While growing into one of Europe’s largest banks, a leading multinational financial-services firm built a network of systems spanning disparate geographies and technologies. Gaining actionable intelligence from the system’s vast amount of disconnected data was critical to the bank’s ongoing efficient growth. With a presence in more than 65 countries, the firm planned to leverage the cloud and create strong data analytics, ETL, data quality, and data-visualization layer to better handle its prospects and end-to-end acquisition tracking while improving its enterprise intelligence. Adding a data science workbench to handle data discovery, preparation, and generation of predictive data-analysis models could also improve its sales-process efficiency.

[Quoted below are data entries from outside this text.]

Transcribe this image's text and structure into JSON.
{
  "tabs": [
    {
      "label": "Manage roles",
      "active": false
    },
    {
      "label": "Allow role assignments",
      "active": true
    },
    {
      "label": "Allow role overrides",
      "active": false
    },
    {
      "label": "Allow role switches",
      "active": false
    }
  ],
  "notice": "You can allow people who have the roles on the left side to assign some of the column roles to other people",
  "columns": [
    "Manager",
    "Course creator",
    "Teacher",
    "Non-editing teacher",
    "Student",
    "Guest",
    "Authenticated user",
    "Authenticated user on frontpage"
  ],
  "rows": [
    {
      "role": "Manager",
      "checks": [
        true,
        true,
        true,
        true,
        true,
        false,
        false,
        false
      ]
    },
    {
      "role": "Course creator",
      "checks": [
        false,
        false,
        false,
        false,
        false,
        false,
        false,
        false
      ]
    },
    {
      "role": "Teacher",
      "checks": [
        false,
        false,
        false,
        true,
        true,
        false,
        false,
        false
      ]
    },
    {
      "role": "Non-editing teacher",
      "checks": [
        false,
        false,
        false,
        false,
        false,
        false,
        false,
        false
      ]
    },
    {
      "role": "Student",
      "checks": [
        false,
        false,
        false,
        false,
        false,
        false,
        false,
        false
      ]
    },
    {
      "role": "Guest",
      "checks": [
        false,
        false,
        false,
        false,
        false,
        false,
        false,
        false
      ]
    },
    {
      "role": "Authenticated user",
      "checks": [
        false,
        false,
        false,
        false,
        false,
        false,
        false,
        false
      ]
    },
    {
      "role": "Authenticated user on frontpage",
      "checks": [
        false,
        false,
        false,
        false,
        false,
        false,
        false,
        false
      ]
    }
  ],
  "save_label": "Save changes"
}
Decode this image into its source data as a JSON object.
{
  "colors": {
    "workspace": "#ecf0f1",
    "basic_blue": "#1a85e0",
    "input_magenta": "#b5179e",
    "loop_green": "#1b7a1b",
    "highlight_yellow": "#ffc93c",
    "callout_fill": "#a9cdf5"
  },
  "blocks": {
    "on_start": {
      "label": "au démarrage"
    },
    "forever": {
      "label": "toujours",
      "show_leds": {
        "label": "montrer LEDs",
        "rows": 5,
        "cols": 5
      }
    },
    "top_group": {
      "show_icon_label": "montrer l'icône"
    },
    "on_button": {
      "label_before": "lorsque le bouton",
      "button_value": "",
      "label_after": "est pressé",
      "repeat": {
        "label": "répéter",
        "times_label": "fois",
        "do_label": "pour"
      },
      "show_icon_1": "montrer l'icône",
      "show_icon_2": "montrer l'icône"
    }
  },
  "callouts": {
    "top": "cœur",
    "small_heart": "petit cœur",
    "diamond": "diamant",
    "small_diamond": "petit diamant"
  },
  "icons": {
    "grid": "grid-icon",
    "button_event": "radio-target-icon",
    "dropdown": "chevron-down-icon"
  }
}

Wipro collaborated with the bank to identify the various teams and data sources that would benefit from centralization. This analysis led Wipro to develop and deploy a Google Cloud-based solution using Google-native and other open-source AI/ML tools across teams throughout the bank. Using a centralized data reference hub, the bank could incorporate data from multiple legacy systems and multiple geographies while maintaining strict data-privacy and regulatory protocols.

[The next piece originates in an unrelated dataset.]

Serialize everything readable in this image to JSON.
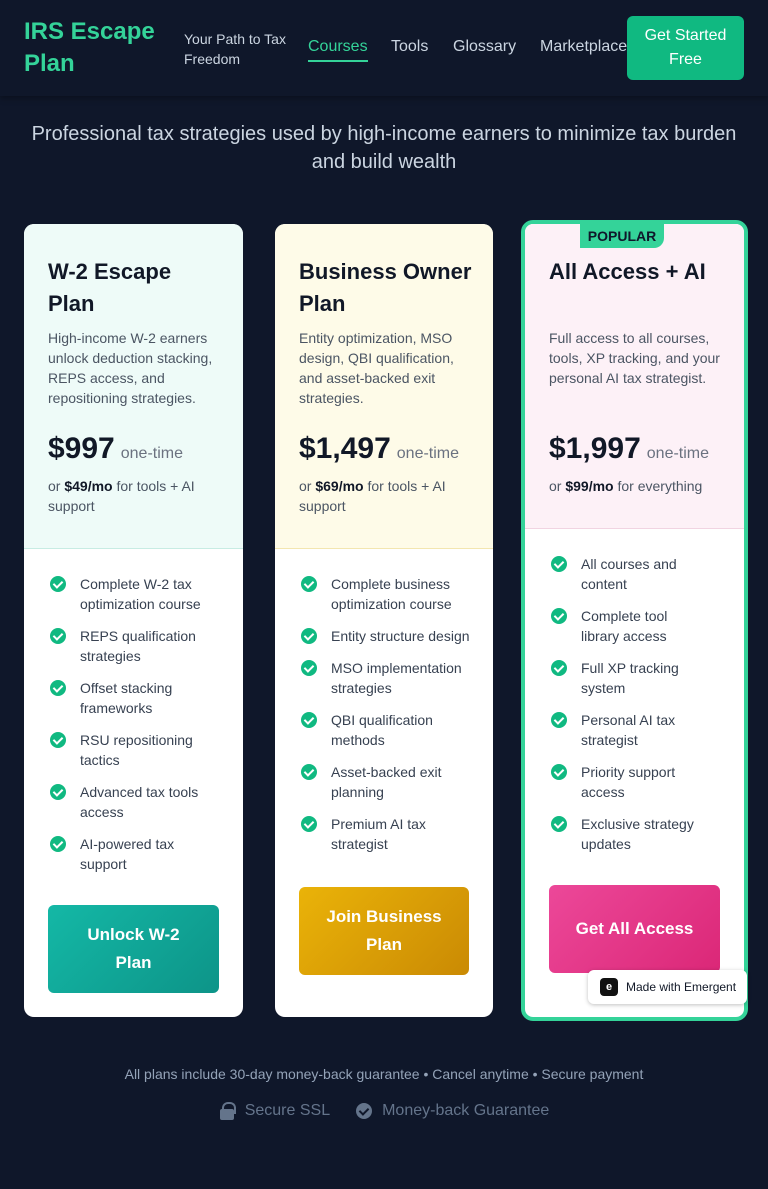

These tools provided holistic insights into bank’s prospective customers thereby opening significant growth opportunities with minimum to near zero prospective customer drop offs due to lack of data.

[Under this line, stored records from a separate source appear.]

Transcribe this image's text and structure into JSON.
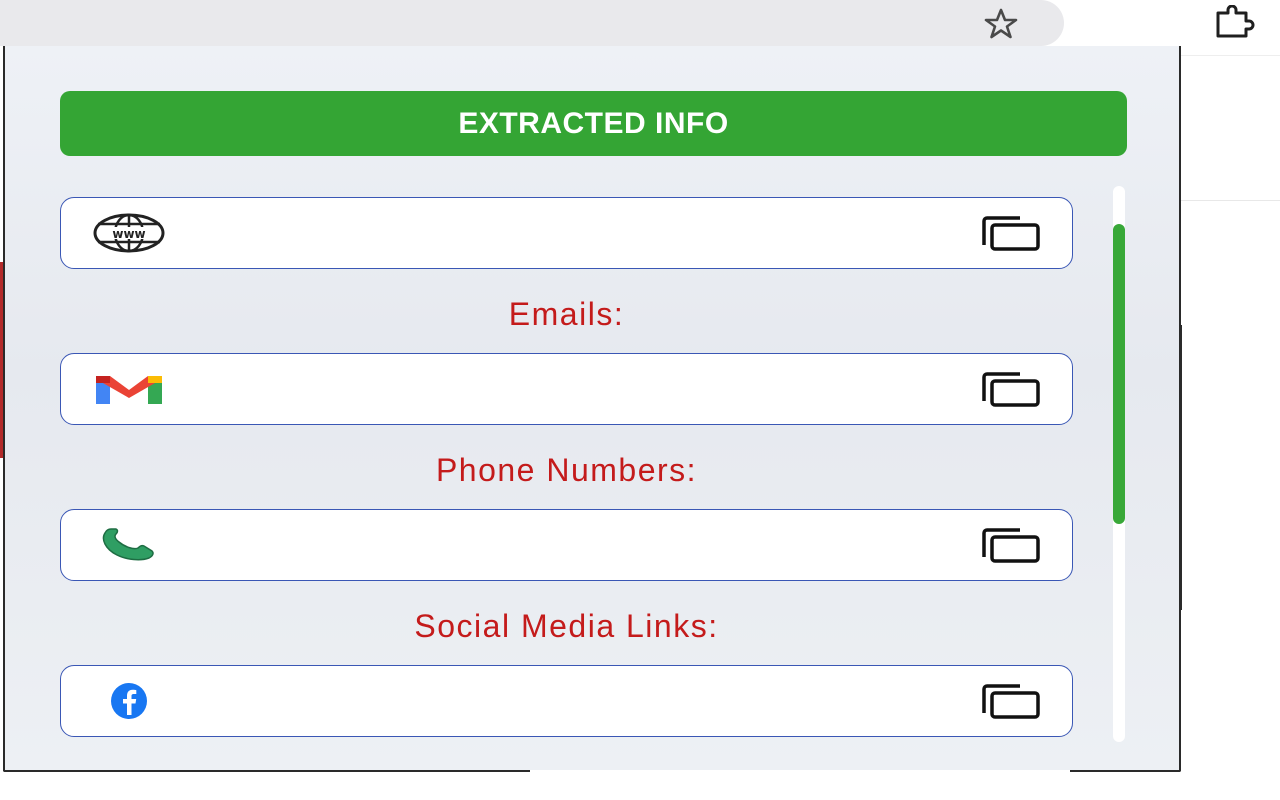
{
  "browser": {
    "bookmark_icon": "star-icon",
    "extensions_icon": "puzzle-icon"
  },
  "popup": {
    "header": {
      "title": "EXTRACTED INFO",
      "color": "#34a534"
    },
    "fields": {
      "website": {
        "icon": "globe-www-icon",
        "value": ""
      },
      "email": {
        "label": "Emails:",
        "icon": "gmail-icon",
        "value": ""
      },
      "phone": {
        "label": "Phone Numbers:",
        "icon": "phone-icon",
        "value": ""
      },
      "social": {
        "label": "Social Media Links:",
        "icon": "facebook-icon",
        "value": ""
      }
    },
    "copy_icon": "copy-icon",
    "colors": {
      "label": "#c41b1b",
      "field_border": "#3a57b5",
      "scroll_thumb": "#38a838"
    }
  }
}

The solution created a substantial improvement in the bank’s data quality foundation framework, improving the speed and agility with which it could handle large amounts of data by more than 50%. In addition, the bank’s data quality and security models received a boost through visualization and synthesis layers created using Google Cloud native tools. Data depicted through various dashboards resulted in valuable insights, improving efficiency when following up with leads and prospects. Enterprise intelligence and data utilization improved as well, along with a 20% improvement in cost savings per acquisition.